Bernard Rands: Creative Musical Pedagogy

In today's Boston Globe, contemporary composer Bernard Rands explained how musical instruction he received as a child shaped his entire life and career. As someone concerned with teaching and learning, I found this fascinating and inspiring. I'll quote directly from journalist David Weininger's article:
"Bernard Rands began playing piano at age 5. When he was 10, he started working with a new teacher who told his young student to carry a book of manuscript paper with him. At the end of a lesson, after Rands had played the pieces he’d learned and they’d worked on exercises, the teacher would write out a melody — it could have been a popular tune, or the melody of a Bach chorale. Rands’s job would be to harmonize that melody before his next lesson. Another week the teacher might write down a series of a dozen or so chords, the assignment being to turn them into a composition. To this point, Rands had had no instruction in music theory; his farsighted teacher simply wanted to unlock his mind to the experience of musical creation.
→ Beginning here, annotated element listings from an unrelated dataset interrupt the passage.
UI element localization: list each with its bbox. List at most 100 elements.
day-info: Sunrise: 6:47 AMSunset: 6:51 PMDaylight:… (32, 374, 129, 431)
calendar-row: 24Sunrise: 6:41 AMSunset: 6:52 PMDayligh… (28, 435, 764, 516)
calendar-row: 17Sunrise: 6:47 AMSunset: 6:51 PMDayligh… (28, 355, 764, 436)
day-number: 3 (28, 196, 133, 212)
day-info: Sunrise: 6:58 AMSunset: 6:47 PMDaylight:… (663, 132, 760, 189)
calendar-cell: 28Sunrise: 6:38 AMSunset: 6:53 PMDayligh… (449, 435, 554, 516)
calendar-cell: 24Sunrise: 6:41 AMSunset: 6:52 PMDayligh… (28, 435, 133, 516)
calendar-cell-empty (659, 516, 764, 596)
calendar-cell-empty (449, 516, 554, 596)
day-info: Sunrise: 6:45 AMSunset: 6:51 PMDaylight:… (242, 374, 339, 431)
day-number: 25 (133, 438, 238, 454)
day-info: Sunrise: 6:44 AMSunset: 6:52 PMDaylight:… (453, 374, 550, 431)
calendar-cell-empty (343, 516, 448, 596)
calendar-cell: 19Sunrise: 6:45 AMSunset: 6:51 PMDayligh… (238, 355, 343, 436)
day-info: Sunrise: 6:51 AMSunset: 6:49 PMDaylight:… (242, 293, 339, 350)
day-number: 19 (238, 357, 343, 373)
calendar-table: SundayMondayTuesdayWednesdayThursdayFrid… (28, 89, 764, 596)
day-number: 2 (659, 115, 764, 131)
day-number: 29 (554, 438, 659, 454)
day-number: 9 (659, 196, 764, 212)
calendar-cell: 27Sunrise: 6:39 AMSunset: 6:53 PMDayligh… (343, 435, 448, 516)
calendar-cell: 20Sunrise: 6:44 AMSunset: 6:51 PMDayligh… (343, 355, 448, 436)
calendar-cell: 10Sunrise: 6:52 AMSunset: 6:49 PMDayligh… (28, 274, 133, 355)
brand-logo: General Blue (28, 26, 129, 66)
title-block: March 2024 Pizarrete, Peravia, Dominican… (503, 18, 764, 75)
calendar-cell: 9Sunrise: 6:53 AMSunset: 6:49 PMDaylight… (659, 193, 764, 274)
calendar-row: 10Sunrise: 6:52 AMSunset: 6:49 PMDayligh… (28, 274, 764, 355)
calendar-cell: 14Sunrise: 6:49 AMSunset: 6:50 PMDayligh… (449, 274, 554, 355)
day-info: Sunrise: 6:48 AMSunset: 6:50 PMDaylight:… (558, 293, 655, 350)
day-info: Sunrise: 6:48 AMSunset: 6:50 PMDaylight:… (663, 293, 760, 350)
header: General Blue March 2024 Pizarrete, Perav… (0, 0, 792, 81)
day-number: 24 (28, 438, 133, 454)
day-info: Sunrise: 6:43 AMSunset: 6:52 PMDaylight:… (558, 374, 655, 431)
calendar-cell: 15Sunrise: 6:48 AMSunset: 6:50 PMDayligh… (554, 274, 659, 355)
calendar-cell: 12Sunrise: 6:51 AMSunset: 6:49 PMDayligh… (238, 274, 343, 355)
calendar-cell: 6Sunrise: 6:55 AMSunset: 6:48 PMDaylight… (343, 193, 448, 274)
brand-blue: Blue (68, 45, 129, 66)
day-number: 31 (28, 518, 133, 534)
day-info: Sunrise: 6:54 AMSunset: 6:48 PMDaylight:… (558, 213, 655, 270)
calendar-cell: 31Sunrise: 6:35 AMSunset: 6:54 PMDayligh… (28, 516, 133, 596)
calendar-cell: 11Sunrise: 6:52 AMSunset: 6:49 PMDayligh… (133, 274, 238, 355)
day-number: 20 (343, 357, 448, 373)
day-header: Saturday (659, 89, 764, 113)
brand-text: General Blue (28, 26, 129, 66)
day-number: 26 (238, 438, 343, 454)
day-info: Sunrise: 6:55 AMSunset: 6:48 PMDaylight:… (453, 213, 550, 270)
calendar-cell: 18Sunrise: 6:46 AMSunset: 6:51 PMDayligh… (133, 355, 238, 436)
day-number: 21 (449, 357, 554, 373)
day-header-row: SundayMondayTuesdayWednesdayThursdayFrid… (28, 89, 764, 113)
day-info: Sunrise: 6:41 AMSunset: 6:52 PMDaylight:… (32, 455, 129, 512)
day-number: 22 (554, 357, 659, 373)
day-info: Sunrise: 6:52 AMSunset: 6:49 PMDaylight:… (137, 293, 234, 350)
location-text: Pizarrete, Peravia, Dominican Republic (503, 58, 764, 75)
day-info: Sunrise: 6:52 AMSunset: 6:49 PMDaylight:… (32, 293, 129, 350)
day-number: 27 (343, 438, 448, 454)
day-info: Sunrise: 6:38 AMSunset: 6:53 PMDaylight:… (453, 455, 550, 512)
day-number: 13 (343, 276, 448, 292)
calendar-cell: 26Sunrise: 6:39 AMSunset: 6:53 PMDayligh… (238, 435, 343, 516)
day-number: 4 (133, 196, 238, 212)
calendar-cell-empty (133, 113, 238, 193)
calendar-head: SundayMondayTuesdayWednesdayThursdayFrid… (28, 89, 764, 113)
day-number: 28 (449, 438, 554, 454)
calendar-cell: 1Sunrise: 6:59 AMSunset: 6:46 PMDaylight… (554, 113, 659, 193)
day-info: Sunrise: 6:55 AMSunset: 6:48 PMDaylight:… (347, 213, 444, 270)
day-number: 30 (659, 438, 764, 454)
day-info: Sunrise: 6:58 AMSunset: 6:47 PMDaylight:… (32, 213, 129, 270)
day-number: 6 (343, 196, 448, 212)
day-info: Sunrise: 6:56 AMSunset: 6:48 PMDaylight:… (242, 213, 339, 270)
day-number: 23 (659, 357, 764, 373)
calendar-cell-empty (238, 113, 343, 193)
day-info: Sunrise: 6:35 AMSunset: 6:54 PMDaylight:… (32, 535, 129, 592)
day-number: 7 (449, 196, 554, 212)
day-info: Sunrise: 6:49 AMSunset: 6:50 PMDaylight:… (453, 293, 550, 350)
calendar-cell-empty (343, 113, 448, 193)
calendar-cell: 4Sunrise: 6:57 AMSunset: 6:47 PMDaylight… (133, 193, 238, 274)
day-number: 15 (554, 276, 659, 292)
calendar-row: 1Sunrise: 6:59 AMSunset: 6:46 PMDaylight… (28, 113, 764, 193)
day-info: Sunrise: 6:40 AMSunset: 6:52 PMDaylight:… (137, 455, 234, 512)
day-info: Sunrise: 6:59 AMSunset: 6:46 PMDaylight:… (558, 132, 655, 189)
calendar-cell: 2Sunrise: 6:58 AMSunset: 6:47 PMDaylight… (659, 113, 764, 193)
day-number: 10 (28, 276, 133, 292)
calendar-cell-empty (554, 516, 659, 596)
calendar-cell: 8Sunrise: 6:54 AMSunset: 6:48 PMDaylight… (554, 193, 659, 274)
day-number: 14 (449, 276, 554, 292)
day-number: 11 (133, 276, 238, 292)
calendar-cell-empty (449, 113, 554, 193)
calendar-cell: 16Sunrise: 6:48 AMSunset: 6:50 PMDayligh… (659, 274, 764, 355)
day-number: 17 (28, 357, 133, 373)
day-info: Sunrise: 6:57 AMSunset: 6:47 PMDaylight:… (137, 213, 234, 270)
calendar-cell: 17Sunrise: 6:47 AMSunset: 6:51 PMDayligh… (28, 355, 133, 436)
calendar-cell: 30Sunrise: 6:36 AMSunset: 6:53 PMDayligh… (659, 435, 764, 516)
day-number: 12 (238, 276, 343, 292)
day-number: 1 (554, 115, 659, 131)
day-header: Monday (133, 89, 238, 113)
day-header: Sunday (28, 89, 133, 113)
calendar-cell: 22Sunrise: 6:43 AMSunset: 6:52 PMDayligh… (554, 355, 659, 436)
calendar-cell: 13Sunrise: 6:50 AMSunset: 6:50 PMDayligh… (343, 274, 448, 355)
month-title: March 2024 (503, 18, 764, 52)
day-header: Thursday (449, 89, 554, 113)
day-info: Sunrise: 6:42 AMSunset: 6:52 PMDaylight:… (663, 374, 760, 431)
"'Can you imagine how many piano teachers on the planet would actually engage a young child that way?' Rands said by phone recently from his home in downtown Chicago. 'That man was unique, and why I’m talking to you today. Having spent 70 years of my life pursuing this is directly because of that man.'

"The 'this' that Rands has been pursuing is an aesthetic ideal that has made him one of the foremost composers of the late 20th and early 21st centuries. Born in England, Rands, who celebrated his 80th birthday earlier this month, has a lengthy list of accomplishments that includes the Pulitzer Prize for Music, numerous residencies, and 16 years on the faculty of Harvard University. Now retired from teaching, he lives in Chicago with his wife, the composer Augusta Read Thomas."
Curiously Rands doesn't mention the name of the teacher. Maybe he doesn't remember! Such is the lot of the educator, influencing young people for the better, often without recognition. At least Rands understood how he was shaped by this instance of creative teaching, not surprising since he himself taught. None of us will never know fully all the ways we have been shaped, influenced, or helped by the teachers and adults in our lives.

Nor will the teacher always know the extent of his or her impact. Sometimes it's the case that the teacher tosses pebbles of learning into the pond and is able to observe the ripples spreading out. Other times the teacher actually is the pebble or stone passing through the surface of the water with ripples spreading out behind in ways never to be known. Good teachers proceed on faith and relinquish control of outcomes. Well, to an extent. Rands' teacher nurtured the boy toward composition, but could not have had a clue what kind of composer he would become, or if in fact he would become one at all.